Esta apariencia de intención voluntaria en el moverse de sus cuerpos, atrayéndose y rechazándose, rebotando uno con otro, abandonando la cabeza a un balanceo inerte, de objeto autónomo y no vivo, los desprendía de la realidad inmediata, el vehículo en que iban, los baches de la calle, el cliente que llevaban en el asiento de atrás, y les daba la condición precisa de dos locos, aprisionados dentro de un círculo de ideas y propósitos intraducibies, pero que tampoco se comunicaban entre sí a modo de que fuesen comprendidos mutuamente.
—Nomás a que te maten, nomás a que te maten —repetía la mujer con una voz desafinada y patética, de campana rota—. Con lo malo que estás —los ojos del hombre miraban hacia adelante, por el parabrisas, pero conducía como si mirara otra cosa, un precipicio seguro y desconocido, del que era necesario precaverse con ese pánico abstracto, interno.
—Orita no discutas, viejita; orita no —trató de acelerar la marcha a pesar de los baches. Había que desembarazarse del cliente lo más pronto posible, antes de que la mujer hablara más de la cuenta. Tomó en dirección de la calle de Los Herreros, hacia donde comenzaban las interminables hileras de puestos de comidas. Eran unas barracas horribles, con el aspecto de cenicientos murciélagos que tuviesen las alas desplegadas.
—Con lo malo que estás —repitió la mujer—. No vayas, es mejor que no vayas. Prefiero verte preso. Ahí siquiera estarás seguro —la mujer se balanceaba, ebria, absurda, y de pronto algún bache más pronunciado la hacía dar un salto convulso y furioso, como si por dentro la impulsara el golpe de un hipo descomunal.
—Cállate ya, vieja —la imploración del hombre era cavernosa y al mismo tiempo dejaba escapar el aire entre palabra y palabra, como si la voz estuviese llena de agujeros—; si te traje a la velada fue para que no te quedaras por ahí chismeando. Cállate. Tú ves la tempestad y no te hincas.

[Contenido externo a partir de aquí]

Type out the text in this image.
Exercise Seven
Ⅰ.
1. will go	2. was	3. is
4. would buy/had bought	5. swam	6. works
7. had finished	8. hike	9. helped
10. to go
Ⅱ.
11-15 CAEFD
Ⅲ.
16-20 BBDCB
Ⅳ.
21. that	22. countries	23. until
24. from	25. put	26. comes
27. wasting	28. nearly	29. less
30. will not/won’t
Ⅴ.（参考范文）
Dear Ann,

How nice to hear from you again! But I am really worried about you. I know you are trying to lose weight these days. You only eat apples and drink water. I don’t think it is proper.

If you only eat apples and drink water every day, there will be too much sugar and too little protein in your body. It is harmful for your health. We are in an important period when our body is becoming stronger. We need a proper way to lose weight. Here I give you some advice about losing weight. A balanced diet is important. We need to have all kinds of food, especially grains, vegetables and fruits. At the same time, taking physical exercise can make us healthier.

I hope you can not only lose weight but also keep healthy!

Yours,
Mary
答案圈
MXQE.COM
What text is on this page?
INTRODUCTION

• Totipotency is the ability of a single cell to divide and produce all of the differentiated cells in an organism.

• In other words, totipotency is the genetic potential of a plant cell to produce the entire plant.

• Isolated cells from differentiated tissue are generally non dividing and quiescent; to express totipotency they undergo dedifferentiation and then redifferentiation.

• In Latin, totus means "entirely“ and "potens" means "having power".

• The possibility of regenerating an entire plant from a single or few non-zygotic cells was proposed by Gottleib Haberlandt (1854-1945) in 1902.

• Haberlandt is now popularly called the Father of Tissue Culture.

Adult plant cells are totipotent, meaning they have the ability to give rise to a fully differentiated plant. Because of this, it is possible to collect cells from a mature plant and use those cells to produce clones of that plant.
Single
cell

Habían llegado al punto donde el cliente lo pidiera. Entre las dos cabezas de la pareja se interpuso el brazo de Mario Cobián, con el billete de cinco pesos entre el índice y el medio, tendido hacia el chofer como quien muestra el color de un naipe a su vecino de juego. Era gracioso y elegante. La mujer se había soltado a llorar de un modo áspero y sin pudor, con esos gemidos disparejos e irremediables que estallan en los velorios de súbito, cuando nadie lo espera, después de un largo ensimismamiento general. Con las dos manos sujetó el antebrazo de Mario Cobián antes de que éste pudiera retirarlo, el rostro vuelto hacia él en la actitud de una urgencia desesperada, sin alternativas.
—¡Por vida suyita, joven! —exclamó—. Si mañana mi viejo se mete en eso de la huelga, me lo van a matar. Endenantes le dije mentiras: pero ya la maldita tis no me le da reposo. ¡Mírelo nomás cómo está! Sólo con que lo metan preso se me salva. Tenga por seguro que habrá balazos y él es de los meros jefes del dichoso comité. Avise usté a la policía. Con que apunte las placas del coche, con eso tiene.
El chofer la tiró de los cabellos con una mano y con el puño de la otra le dio un golpe seco y preciso en los labios. Su voz tenía el mismo diapasón opaco, suplicante y amoroso.
—¡Cáaallese, cabrooona! Usté no sabe de esas cosas —y luego, hacia Mario—. No le haga caso, señor —en un tono cortés, de disculpa.
Mario Cobián, a tiempo que bajaba del coche, hizo en el aire un ademán apresurado e indiferente.
—¡Muy bien hecho! —aprobó por el golpe. Ya en la acera, se detuvo unos pasos más adelante—. Conmigo puedes estar tranquilo, mi viejo —dijo hacia el chofer—. ¡Yo no soy ningún chiva!
Escuchó a sus espaldas, mientras se alejaba, un acceso de tos, hueco, subterráneo, y la voz de la mujer.
—¡Perdóname, mi viejito santo! Yo nomás lo que quiero es que no te mueras.
Que se largaran mucho los dos al carajo, se dijo Mario Cobián.